As long as the shell and EPS foam are all intact and in good working order, you can still salvage the helmet. Visors and padding can often be replaced by checking with the manufacturer and retailers like Revzilla. If the padding isn’t squeezing your cheeks anymore and you can move the helmet more than an inch on your head in any direction, it’s time to replace those pads.

Is a helmet that’s been on a shelf for years still good?

So you wore your lid once, then it sat on a shelf for five years without getting any sun or sweat? It might be okay to use, but you really don’t know with that EPS foam. Some foams harden over time, losing that shock-absorbing goodness inside. You’re better off just buying a new helmet.

What can I do with an old motorcycle helmet?

If your helmet is past its prime, it’s time to send it on to its next life. That could be on your shelf as a monument to your glorious bygone days (cut out the chinstrap first to prevent someone using it again!).
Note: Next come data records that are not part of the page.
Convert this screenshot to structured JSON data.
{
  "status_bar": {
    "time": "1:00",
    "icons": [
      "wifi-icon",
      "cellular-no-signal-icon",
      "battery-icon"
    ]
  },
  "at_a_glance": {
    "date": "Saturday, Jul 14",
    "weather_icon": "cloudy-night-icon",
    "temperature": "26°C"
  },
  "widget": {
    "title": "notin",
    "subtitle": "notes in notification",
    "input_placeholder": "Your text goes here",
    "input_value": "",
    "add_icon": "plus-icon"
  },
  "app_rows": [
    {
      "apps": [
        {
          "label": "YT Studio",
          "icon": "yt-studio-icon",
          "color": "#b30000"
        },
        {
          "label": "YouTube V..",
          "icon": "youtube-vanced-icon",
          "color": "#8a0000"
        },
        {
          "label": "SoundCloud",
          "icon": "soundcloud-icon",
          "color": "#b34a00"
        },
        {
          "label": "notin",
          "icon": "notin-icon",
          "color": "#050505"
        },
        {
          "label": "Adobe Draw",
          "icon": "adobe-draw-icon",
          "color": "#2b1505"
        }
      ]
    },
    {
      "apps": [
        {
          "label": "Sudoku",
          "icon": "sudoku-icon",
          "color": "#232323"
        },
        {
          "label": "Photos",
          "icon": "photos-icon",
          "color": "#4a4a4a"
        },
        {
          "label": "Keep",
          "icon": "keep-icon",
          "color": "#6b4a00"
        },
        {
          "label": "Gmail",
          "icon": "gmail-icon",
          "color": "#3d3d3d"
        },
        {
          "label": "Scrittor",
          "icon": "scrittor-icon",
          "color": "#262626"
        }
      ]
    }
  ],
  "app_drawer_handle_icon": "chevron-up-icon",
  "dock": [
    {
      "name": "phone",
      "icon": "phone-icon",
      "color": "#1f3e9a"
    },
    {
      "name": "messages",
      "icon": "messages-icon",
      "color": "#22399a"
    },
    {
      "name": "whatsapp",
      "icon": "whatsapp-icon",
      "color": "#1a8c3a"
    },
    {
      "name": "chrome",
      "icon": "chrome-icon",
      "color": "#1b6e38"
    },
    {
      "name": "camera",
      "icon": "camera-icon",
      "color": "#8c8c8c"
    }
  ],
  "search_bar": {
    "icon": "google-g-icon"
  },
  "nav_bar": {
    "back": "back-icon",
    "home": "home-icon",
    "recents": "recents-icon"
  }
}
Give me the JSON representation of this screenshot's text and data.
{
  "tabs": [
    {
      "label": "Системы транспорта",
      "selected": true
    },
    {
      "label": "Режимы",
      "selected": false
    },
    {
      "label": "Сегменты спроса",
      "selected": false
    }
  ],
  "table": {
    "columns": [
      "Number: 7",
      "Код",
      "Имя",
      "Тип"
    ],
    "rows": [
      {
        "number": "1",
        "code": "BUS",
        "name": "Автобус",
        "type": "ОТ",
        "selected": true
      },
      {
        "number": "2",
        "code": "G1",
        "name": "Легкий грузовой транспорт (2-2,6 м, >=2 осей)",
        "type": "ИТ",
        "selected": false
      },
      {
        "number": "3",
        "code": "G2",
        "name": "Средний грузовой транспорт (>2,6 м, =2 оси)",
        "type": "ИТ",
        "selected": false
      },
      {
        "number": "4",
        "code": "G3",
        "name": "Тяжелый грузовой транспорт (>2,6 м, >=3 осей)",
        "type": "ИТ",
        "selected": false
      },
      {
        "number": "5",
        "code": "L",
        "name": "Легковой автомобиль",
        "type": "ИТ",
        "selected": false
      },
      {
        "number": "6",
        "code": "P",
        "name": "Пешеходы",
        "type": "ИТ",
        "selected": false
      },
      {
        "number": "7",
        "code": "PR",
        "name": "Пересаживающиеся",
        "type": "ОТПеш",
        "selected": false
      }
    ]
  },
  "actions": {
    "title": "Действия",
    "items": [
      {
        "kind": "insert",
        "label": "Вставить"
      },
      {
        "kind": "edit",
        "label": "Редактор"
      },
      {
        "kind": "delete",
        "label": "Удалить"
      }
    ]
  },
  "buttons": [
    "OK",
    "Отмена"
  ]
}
Or, you can donate it to emergency services to use during first aid training. That might earn you some good karma, and help all motorcyclists get better medical care in crashes. Don’t cut the chin strap out if you’re donating the helmet!

Finally, you can give it away as a prop – many theatre companies and schools are happy to have a helmet to use for something or other. Who knows what they do. I’m too busy hitting the road to know!

Whatever you do, please do NOT sell your used helmet to a fellow rider if it’s not road worthy anymore. Motorcycling is dangerous enough as it is!

Should I buy a used helmet?

Please do not buy a used helmet! Like your mom used to say about sticking random stuff in your mouth – “You don’t know where that’s been.” You might be buying an outright fake or a crashed helmet. Just buy from a reputable manufacturer through a reputable retailer like Revzilla. This goes for free helmets tossed in when you buy a bike too – just not worth the risk.

When do motorcycle helmets expire?

The industry and safety experts are clear on when motorcycle helmets expire: in 5 to 7 years. You’ll find this figure mentioned on the websites of top manufacturers like Arai and AGV. Shoei says every 3 years. Of course, all these companies make money by selling helmets, so take those numbers with a grain of salt. But as helmet safety technology continues to advance, you’ll get a much better product every couple years for even less of your hard earned money.